Aquinas argued that the first priority laid down by natural law concerned ‘self-preservation and the preservation of the innocent’. He also declared four additional ‘primary precepts’ including the ‘continuation of the species through reproduction’, the ‘education of children’, to ‘live in society’ and to ‘worship God’, which conform to the main purpose of human nature. However, he also acknowledged four ‘secondary precepts’ (do not murder, do not abort unborn, defend the defenceless and do not commit suicide) which are further rulings that human beings should avoid, as they do not uphold the primary precepts.

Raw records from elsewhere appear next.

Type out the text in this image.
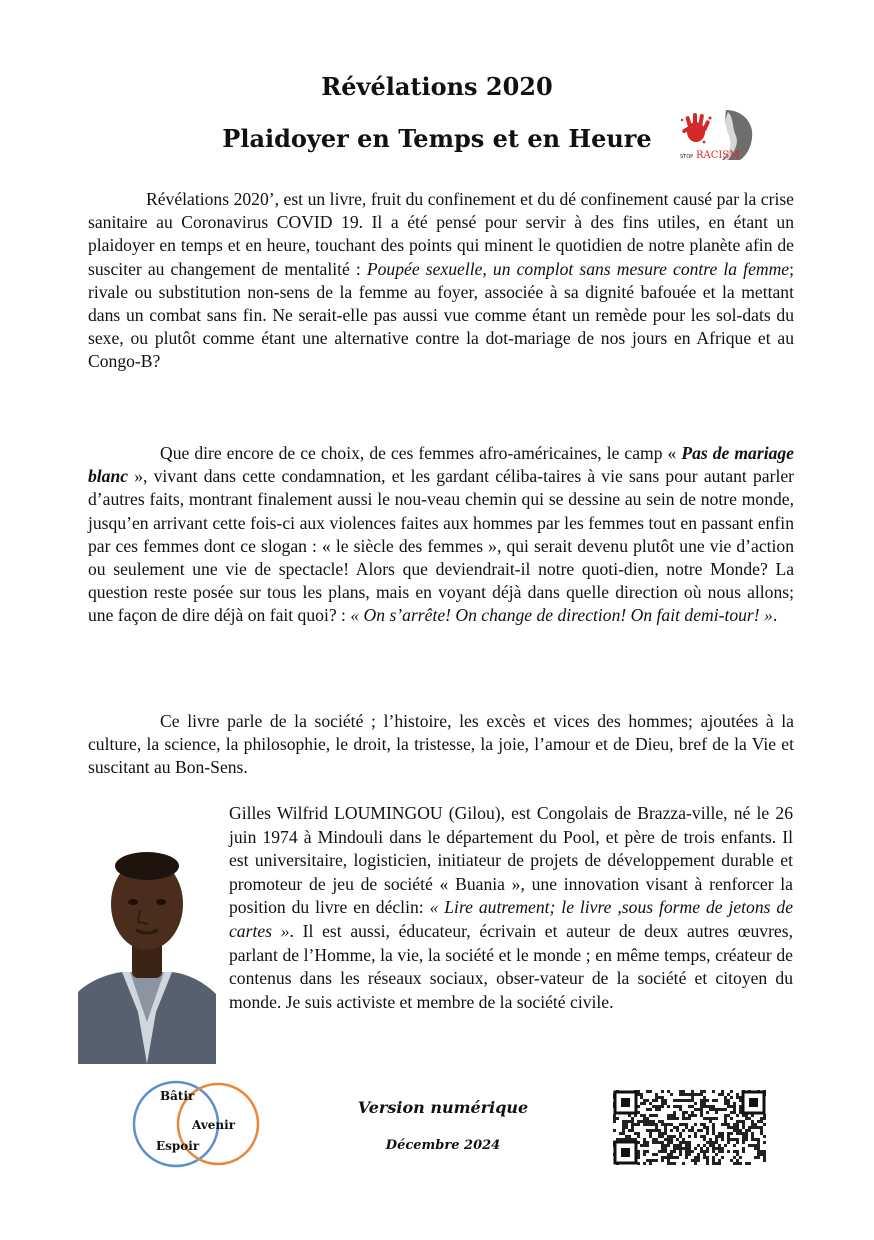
Révélations 2020
Plaidoyer en Temps et en Heure
STOP RACISM

Révélations 2020’, est un livre, fruit du confinement et du dé confinement causé par la crise sanitaire au Coronavirus COVID 19. Il a été pensé pour servir à des fins utiles, en étant un plaidoyer en temps et en heure, touchant des points qui minent le quotidien de notre planète afin de susciter au changement de mentalité : Poupée sexuelle, un complot sans mesure contre la femme; rivale ou substitution non-sens de la femme au foyer, associée à sa dignité bafouée et la mettant dans un combat sans fin. Ne serait-elle pas aussi vue comme étant un remède pour les sol-dats du sexe, ou plutôt comme étant une alternative contre la dot-mariage de nos jours en Afrique et au Congo-B?

Que dire encore de ce choix, de ces femmes afro-américaines, le camp « Pas de mariage blanc », vivant dans cette condamnation, et les gardant céliba-taires à vie sans pour autant parler d’autres faits, montrant finalement aussi le nou-veau chemin qui se dessine au sein de notre monde, jusqu’en arrivant cette fois-ci aux violences faites aux hommes par les femmes tout en passant enfin par ces femmes dont ce slogan : « le siècle des femmes », qui serait devenu plutôt une vie d’action ou seulement une vie de spectacle! Alors que deviendrait-il notre quoti-dien, notre Monde? La question reste posée sur tous les plans, mais en voyant déjà dans quelle direction où nous allons; une façon de dire déjà on fait quoi? : « On s’arrête! On change de direction! On fait demi-tour! ».

Ce livre parle de la société ; l’histoire, les excès et vices des hommes; ajoutées à la culture, la science, la philosophie, le droit, la tristesse, la joie, l’amour et de Dieu, bref de la Vie et suscitant au Bon-Sens.

Gilles Wilfrid LOUMINGOU (Gilou), est Congolais de Brazza-ville, né le 26 juin 1974 à Mindouli dans le département du Pool, et père de trois enfants. Il est universitaire, logisticien, initiateur de projets de développement durable et promoteur de jeu de société « Buania », une innovation visant à renforcer la position du livre en déclin: « Lire autrement; le livre ,sous forme de jetons de cartes ». Il est aussi, éducateur, écrivain et auteur de deux autres œuvres, parlant de l’Homme, la vie, la société et le monde ; en même temps, créateur de contenus dans les réseaux sociaux, obser-vateur de la société et citoyen du monde. Je suis activiste et membre de la société civile.

Bâtir
Avenir
Espoir
Version numérique
Décembre 2024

It is also important to confirm that Aquinas distinguished ‘interior acts’ from ‘exterior acts’ and regarded the former of higher importance; an act may be good in itself (exterior concept) but undertaken for the wrong intention (interior concept) – for instance giving to charity may be good in itself but if it is done in order to attract praise then there is a bad intention.
The theory of natural law can applied to various situations. However, it is important to clarify that the concept of this theory is primarily concerned with the ‘act’ and does not take into account the consequences or situations (such as Utilitarianism). For example, Peter Vardy uses the illustration of a woman with heavy periods. If the doctor were to prescribe her the ‘pill’ to stop the pain then the fact that this would also act as contraception is a fortunate consequence and nothing more; it would be seen as acceptable because the purpose of the pill was to stop pain not prevent fertilisation.
It is clearly evident that the strengths that can be ascribed to natural law are a product of its absolutist deontological view of morality. This is to say that it enables people to establish common rules in order to structure communities, which can be viewed upon as an attractive option in our current society, which at present, consists of a relativist era that is suffering from a break down in traditional social structures and moral uncertainty. Furthermore, Aquinas’s view of reason as a tool for moral understanding and his idea of a common nature and morality for all people gives natural law a universality that goes beyond any one religion or culture. This can be seen as a very positive aspect considering the intercultural strife and disharmony that exists between cultures and societies (i.e. the middle-east) which all uphold similar basic principles such as conserving life.
Moreover, natural moral law gives a concrete reason to be moral and provides a firm basis for individuals to refuse to cross moral boundaries. It also provides justification and support for those ideas popular in today’s world such as human rights, whilst condemning actions such as torture, irrespective of consequences. Natural law also provides a way of living, giving guidance on day-today questions of how to live life and then links them to the fundamental principles of life, while avoiding the ambiguities in systems that involve assessing consequences, such as Utilitarianism.
However, the weaknesses of natural law are equally apparent, the largest of which being the ‘Naturalistic Fallacy’. This theory suggests that we should apply information obtained through scientific observation, what life ‘ is’ like, to how we ‘ ought’ to behave. G E Moore considered this jump from scientific observation to moral behaviour to be illogical and declared: “Defining the ‘good’ can’t be done, because good is a simple property. We may list any number of other things or qualities which possess the property good, but thinking of any of these as the only good, or defining good by means of any of these things, commits the naturalistic fallacy..”.
It is also evident that many dispute the presence of a common law (and whether humans have a single nature), and argue that Aquinas’ interpretation of the precepts in incorrect, which would bring into question the idea of a ‘human purpose’.
In addition, it is significant to declare that natural law is a Christian ethic, yet Jesus’ opposition to legalistic morality is apparent in the New Testament, and therefore it can be argued that Jesus rejected this approach to morality (this view is supported by Joseph Fletcher). I would also like to take this opportunity to make reference to Proportionalism which is an ethical theory developed to provide a more balanced approach between Christian natural law and the modern relativist Christian ethic – situationism.
In conclusion, in trying to decide if natural law can be held as a definitive ethical theory one has to realise that although the theory isn’t as rigid as it first appears (i.e. the secondary precepts may change in particular aspects) it is still faced with problems, which may well, be insurmountable. The conclusions of the Roman Catholic Church regarding the prohibition of activities such as artificial contraception and homosexual acts can be subject to convincing challenge. It is also important to note that in the absence of clear guidelines it is impossible to know definitively what is and what is not natural and so therefore rendering the issue entirely subjective. Once an issue becomes subjective (based on a person’s emotions and prejudices), and it is difficult to produce an instance when subjectivity would be absent, and therefore I regard natural law as a failure of a definitive ethical theory.